Measuring Melt Temperature
How we measure melt temperatures on the molding floor presents another problem. The set barrel temperatures are probably not going to equal the melt temperature in the simulation. If we measure melt temperature with four different methods, we will likely get four different results. Add to that multiple people taking the measurement, and we have even more variation. The graphs below show data gathered during a Plastics Technology and Engineering (PTE) class here at AIM. The graph on the left shows the average temperature over multiple shots taken by each method. The graph on the right shows the range between the multiple students taking the measurement.
As you can see, there is a large variability from equipment to equipment, and also person to person. Both the thermal mass (shot size) and color can also influence the readings. Not matter the method you chose, it’s important to be consistent in the method as melt temperature can have a large effect on the viscosity and pressure predictions in the simulation.
Material characterization, or lack thereof, presents more opportunities for inconsistencies. Is the actual material characterized, or is a substitute resin being used. How was the substitute chosen? How close is it to the specified material? It would be difficult to answer this last question without having it characterized.
The level of characterization will also affect the end results- whether the thermal properties are single-point or multi-point data. Supplemental (family averaged) vs. measured (measured per specific grade) data for pvT and mechanicals will drive and influence warpage calculations.
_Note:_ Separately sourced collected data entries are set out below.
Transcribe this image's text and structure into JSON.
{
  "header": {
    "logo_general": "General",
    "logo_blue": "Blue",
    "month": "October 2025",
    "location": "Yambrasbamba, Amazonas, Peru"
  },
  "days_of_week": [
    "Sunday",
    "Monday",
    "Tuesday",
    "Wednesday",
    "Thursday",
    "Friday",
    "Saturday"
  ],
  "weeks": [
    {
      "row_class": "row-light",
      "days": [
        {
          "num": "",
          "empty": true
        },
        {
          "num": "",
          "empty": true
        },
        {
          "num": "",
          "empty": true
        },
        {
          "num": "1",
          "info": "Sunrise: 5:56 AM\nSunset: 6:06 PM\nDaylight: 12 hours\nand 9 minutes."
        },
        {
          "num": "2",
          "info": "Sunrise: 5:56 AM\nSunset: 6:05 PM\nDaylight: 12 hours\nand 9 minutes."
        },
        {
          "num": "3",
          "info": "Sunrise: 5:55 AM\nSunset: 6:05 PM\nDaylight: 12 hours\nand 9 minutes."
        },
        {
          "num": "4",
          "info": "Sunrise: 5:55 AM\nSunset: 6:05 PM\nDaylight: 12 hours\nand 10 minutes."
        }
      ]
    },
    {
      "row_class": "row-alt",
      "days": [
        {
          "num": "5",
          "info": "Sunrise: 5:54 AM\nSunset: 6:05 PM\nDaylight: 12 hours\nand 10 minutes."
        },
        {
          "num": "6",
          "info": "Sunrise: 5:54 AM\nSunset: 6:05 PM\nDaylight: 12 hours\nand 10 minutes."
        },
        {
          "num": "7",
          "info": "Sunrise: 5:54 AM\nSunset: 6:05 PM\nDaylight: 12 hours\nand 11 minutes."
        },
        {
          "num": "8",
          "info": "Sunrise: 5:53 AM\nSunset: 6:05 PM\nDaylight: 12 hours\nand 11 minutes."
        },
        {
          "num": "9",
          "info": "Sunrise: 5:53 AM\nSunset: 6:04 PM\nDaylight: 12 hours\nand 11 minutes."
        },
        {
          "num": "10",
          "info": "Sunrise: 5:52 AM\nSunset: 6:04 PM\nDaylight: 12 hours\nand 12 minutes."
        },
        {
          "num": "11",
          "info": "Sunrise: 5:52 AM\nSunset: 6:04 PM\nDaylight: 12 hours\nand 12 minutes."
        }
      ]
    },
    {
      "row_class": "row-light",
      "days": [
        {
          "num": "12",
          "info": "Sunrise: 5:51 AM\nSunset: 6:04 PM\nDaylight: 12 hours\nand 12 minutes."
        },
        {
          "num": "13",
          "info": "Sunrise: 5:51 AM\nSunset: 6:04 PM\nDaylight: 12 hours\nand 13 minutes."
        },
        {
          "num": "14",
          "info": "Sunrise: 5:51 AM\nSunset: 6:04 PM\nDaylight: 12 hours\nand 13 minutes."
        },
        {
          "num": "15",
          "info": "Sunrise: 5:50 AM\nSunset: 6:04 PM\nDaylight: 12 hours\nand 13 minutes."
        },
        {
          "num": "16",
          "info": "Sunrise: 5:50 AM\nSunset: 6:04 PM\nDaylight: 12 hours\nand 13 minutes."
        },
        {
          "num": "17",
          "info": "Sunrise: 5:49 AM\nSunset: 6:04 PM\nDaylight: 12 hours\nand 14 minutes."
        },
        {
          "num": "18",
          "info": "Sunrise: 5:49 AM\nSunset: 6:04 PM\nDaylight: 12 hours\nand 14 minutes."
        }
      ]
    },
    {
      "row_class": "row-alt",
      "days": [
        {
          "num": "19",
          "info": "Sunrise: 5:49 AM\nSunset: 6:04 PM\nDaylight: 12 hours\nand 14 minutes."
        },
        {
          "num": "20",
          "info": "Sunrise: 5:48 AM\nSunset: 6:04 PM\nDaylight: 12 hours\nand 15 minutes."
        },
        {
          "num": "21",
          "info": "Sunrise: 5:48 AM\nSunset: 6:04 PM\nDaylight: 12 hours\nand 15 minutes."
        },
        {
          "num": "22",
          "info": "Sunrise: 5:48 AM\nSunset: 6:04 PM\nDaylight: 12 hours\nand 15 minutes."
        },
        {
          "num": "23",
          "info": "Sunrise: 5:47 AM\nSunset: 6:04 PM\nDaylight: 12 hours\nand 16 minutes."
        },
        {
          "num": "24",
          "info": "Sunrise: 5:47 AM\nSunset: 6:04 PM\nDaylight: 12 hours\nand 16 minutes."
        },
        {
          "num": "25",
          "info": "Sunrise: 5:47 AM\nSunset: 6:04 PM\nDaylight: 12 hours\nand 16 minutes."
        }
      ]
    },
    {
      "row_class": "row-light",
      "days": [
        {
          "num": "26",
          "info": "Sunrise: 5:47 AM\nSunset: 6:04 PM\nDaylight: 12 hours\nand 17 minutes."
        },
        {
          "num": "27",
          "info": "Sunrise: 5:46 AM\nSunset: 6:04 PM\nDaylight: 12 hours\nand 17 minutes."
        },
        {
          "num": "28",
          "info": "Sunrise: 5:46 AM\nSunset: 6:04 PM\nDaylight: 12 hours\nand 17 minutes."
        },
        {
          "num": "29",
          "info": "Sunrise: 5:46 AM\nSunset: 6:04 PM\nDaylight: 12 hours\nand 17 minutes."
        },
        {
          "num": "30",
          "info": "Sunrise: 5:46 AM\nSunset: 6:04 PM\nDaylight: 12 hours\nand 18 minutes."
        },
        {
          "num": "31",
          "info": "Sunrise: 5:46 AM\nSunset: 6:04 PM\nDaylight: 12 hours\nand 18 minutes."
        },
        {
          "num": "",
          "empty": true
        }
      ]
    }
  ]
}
Does the material characterization include other information like juncture loss, D3 coefficients, and CRIMS data?
The experience level of the analyst can also play an important role. They need to have knowledge of the key inputs and meshing requirements, but also a full understanding of both the capabilities and the limitations of the software. The analyst needs to know how to interpret and apply the results, ideally coupled with practical experience in rheology and injection molding.
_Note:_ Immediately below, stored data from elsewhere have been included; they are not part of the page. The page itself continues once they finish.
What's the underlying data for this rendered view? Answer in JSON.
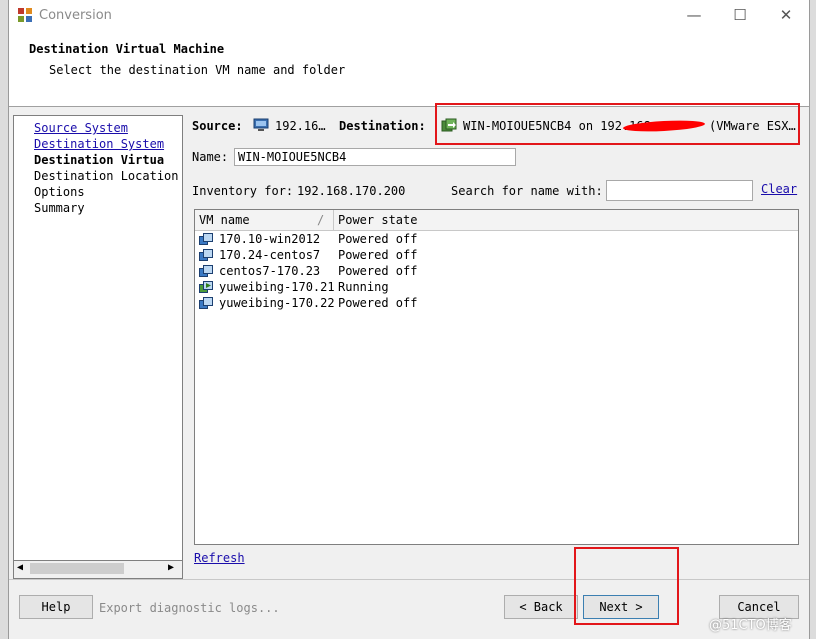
{
  "window": {
    "title": "Conversion",
    "minimize": "—",
    "maximize": "☐",
    "close": "✕"
  },
  "header": {
    "title": "Destination Virtual Machine",
    "subtitle": "Select the destination VM name and folder"
  },
  "nav": {
    "items": [
      {
        "label": "Source System",
        "state": "link"
      },
      {
        "label": "Destination System",
        "state": "link"
      },
      {
        "label": "Destination Virtua",
        "state": "current"
      },
      {
        "label": "Destination Location",
        "state": "normal"
      },
      {
        "label": "Options",
        "state": "normal"
      },
      {
        "label": "Summary",
        "state": "normal"
      }
    ]
  },
  "summary": {
    "source_label": "Source:",
    "source_value": "192.16…",
    "destination_label": "Destination:",
    "destination_value": "WIN-MOIOUE5NCB4 on 192.168.",
    "destination_suffix": "(VMware ESX…"
  },
  "name_field": {
    "label": "Name:",
    "value": "WIN-MOIOUE5NCB4"
  },
  "inventory": {
    "label": "Inventory for:",
    "host": "192.168.170.200"
  },
  "search": {
    "label": "Search for name with:",
    "value": "",
    "clear": "Clear"
  },
  "table": {
    "columns": [
      "VM name",
      "Power state"
    ],
    "rows": [
      {
        "name": "170.10-win2012",
        "state": "Powered off",
        "running": false
      },
      {
        "name": "170.24-centos7",
        "state": "Powered off",
        "running": false
      },
      {
        "name": "centos7-170.23",
        "state": "Powered off",
        "running": false
      },
      {
        "name": "yuweibing-170.21",
        "state": "Running",
        "running": true
      },
      {
        "name": "yuweibing-170.22",
        "state": "Powered off",
        "running": false
      }
    ]
  },
  "refresh": "Refresh",
  "footer": {
    "help": "Help",
    "export_logs": "Export diagnostic logs...",
    "back": "< Back",
    "next": "Next >",
    "cancel": "Cancel"
  },
  "watermark": "@51CTO博客",
  "colors": {
    "link": "#1a0dab",
    "annotation": "#e2161a"
  }
}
Simulation programs are starting to be able to predict certain molding defects, such as tiger striping and weld line strength, but these features are still quite new to the software. In general, simulation can easily pick up on probable air trap and weld line locations but tends to struggle more with true cosmetic issues like gate blush and surface finish defects.
Bringing it All Together
Simulation shows us one perfect snapshot in time. It can’t account for inherent variation in the mold and molding process, such as: poor venting, mineral buildup in the cooling channels, faulty heaters/ thermocouples, seasonal variations, moisture content, resin lot to lot variation, regrind, contamination, worn check rings, and any other items that would generally cause shot-to-shot inconsistency.
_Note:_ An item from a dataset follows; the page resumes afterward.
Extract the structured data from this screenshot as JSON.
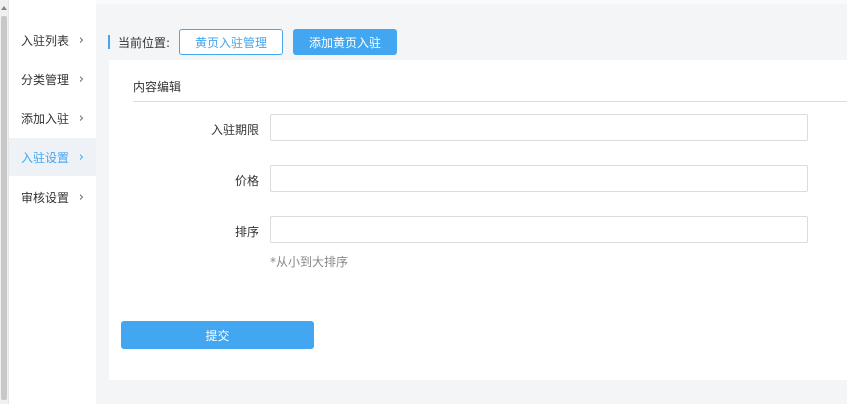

Whether discrepancies between simulation and the molding process are caused by variations in modeling or dimensions, rheology, processing, or multiple factors, it is important to remember that simulation is a tool. When used properly, in the correct context, and with proper expectations, simulation can help us make better informed decisions. To get the most out of your simulation software, consider creating internal best practices for its use coupled with a commitment to reviewing feedback comparing the analysis results to actual molding. By recording and tracking these comparisons, you gain knowledge and confidence in the data, making you smarter for your next project.